A Singaporean humanist living in Australia has worn a strainer for his driving license, making him likely the first Singaporean to exercise his right to don pastafarian religious headgear in identity photos. This followed successful attempts in Australia, USA and Russia to do so. Dan Tang, a longtime volunteer in the Singapore humanist movement, speaks to us about his experience.
1) Introduce yourself! What do you do, and how is your life in Australia?
Dan: I’ve been volunteering for Humanist Society (Singapore) since its inception prior my arrival in Melbourne for my studies. Life is generally more pleasant and carefree here. I’m thankful to have an opportunity to learn more about life here and to make direct comparisons between the two countries. I’m concerned about the human condition: How people treat each other, how people live, and work-life balance.
2) Why did you choose to wear a strainer for a driving license photo? Did you buy the strainer yourself just for the photo, or do you actually use that to cook pasta?
Dan: I thought it’s a funny and lighthearted way to make a stand against teaching Intelligent Design and Creationism in schools in a non-offensive way. I’ve actually borrowed the strainer from my friend’s kitchen. It has been used for cooking many yummy dishes, such as making pasta dishes and draining water for vegetables.

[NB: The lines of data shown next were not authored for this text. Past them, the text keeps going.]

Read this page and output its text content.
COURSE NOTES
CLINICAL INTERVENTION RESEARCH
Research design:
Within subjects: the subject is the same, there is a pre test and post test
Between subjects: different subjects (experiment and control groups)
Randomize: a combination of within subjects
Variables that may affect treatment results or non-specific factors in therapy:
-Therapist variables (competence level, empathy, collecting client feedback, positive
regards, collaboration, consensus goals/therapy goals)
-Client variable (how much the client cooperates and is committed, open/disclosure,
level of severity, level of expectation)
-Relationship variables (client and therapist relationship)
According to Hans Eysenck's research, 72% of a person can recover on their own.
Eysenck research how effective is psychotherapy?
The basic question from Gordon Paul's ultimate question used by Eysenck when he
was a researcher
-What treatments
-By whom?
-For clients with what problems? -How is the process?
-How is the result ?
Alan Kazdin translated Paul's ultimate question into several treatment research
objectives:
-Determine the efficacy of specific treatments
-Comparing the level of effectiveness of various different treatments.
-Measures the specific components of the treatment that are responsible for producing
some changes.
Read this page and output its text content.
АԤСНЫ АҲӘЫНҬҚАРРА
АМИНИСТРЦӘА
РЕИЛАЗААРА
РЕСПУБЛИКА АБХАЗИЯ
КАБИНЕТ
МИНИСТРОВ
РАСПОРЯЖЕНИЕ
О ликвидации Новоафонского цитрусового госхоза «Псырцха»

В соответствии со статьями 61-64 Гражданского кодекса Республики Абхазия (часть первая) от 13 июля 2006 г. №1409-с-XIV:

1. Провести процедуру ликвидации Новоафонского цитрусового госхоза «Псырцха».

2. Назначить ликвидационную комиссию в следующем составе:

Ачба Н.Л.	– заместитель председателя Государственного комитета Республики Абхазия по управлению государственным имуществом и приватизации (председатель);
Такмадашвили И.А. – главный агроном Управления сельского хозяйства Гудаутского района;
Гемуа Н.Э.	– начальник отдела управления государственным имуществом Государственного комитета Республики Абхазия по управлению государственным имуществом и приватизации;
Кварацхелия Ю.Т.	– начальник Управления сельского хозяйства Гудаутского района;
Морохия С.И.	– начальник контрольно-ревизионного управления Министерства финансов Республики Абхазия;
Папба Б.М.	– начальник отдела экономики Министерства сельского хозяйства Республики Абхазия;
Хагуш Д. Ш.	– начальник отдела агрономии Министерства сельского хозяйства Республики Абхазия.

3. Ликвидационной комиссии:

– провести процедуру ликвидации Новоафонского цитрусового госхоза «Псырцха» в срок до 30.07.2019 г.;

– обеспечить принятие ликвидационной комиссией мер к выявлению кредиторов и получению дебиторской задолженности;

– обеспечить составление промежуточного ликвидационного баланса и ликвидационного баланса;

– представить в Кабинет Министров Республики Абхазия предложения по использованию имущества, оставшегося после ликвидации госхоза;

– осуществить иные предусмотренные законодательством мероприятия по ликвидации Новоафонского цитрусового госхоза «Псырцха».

3) How does it feel to wear the strainer?
Dan: It’s a little bit intimidating, not knowing what would happen when one pushes the boundary and with everybody’s eyes onto you. But when I did accomplish my task, I felt a sense of relief, satisfaction and elation. It really take guts to rediscover my rebel streak and make a statement.
4) How did people react to the sight of you wearing the strainer? For example, the license-giving officers and the cameraman who took your picture?
Dan: Some were just bewildered, astonished or amused at the situation. The cameraman had to refuse my request and brought me to see his operation manager. But I came prepared, showing proof that there’s already a prior precedent in the state of Victoria, that wearing a strainer as a ‘religious’ headgear is not illegal so long the headgear does not cover one’s face. In that respect, I believed I’m adequately covered and should have no problem persuading the officer to let me have my way.
5) How has your life changed since you wore the strainer? Has His Noodiness showered you with blessings?
Dan: My life is still pretty much the same, just that I now have some bragging rights that I’m a member of the Church of Flying Spaghetti Monster supporting its deeds.
6) Would you encourage other followers of His Noodiness to wear the strainer? Why is it important?
Dan: Absolutely. If there’s an opportunity for you to do so in Singapore, why not. After all, I believe that Singapore is a secular state and religion are both respected and protected. The founding ideals of the Church of FSM is noble and worth protecting, so go forth and spread the idea! Ramen.